If you're reading this, it's likely that you no longer look askance at a slug of gin on its own. If a double-barreled salvo of juniper is no longer a deterrent to your enjoyment, welcome to the next level.
Gin Mare is one of those gins for people who like gin. What allows it to win my personal admiration is that it's not only full-flavored, but distinctive. In a blind pour of this and any three other gins, I guarantee you'll be able to pick this one out. I credit that to the botanical blend for Gin Mare, which is as esoteric as it is delicious: the four prominent ingredients, besides juniper, are rosemary, thyme, basil, and olives.
Yep, you heard me right: olives. This allows Gin Mare to become, essentially, a dirty martini in a bottle. But a well-made dirty martini, mind you! The spirit itself is pleasingly, deliciously salty, but its supporting cast of flavors each reveal themselves over the course of the taste experience. Gin Mare arrives with a bit of sweetness and basil. As it mellows out, there's a burst of rosemary and thyme, followed by the juniper carrying up the rear. And the whole time, it feels like you're chewing on the wonderful umami-richness of a fancy Kalamata olive.
Let's pause on how wonderful this is for just a moment. There are great gins that know what the London Dry drinkers want and double down on the juniper. There are superb "New American" style gins that amp up the citrus and brightness. There are excellent gins that combine unconventional botanicals in such a way that they become more than the sum of their parts. However, Gin Mare is unique to me in that it goes all out on being savory.
As with a lot of these extremely big gins, I'd say they're best tasted on their own. Which, unfortunately, eliminates a significant amount of the spirit-drinking populace that can't abide drinking gin straight up. The saltiness of Gin Mare makes it overkill for a dirty martini (or even a martini in general, since it's got aromatics and herbs to spare), and it won't play nice with cocktails that combine gin with fruit. There, Nolet's or Broker's are much better choices.
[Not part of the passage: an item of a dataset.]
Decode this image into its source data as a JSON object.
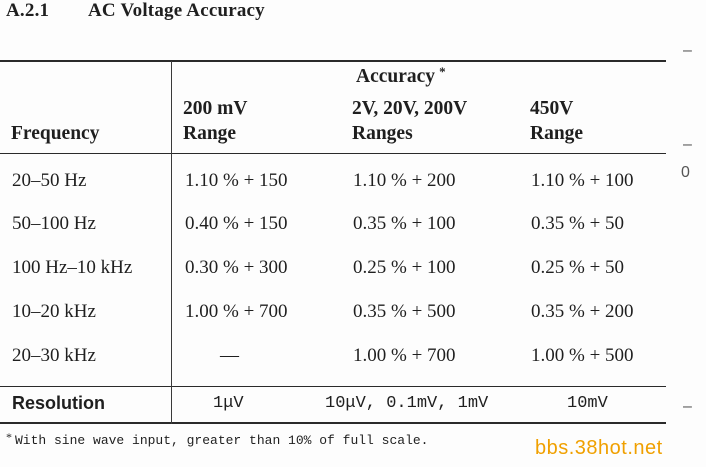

However, I think that Gin Mare would probably work (fittingly) in a Spanish gin and tonic, which uses lemon in place of lime and adds in a generous branch of rosemary to be muddled in and used as a stirring implement. In such an application, you're complimenting the already generous lemon and rosemary inherent in the spirit itself.
If you're new to gin, would I say this is the first bottle you should rush out and purchase? Probably not: there are other more reserved choices that I think are a little more accommodating to a new palate (but, are equally as good). That said, there's a lot of people out there who start off liking their hair pulled a little bit when they're fooling around. Then, a few years later in a David Byrne kind of moment, they get hit with a riding crop in the middle of a dungeon and wonder, "How did I get here?" If that analogy sounds like your relationship with gin, then where Gin Mare is concerned, I'd say take the ride.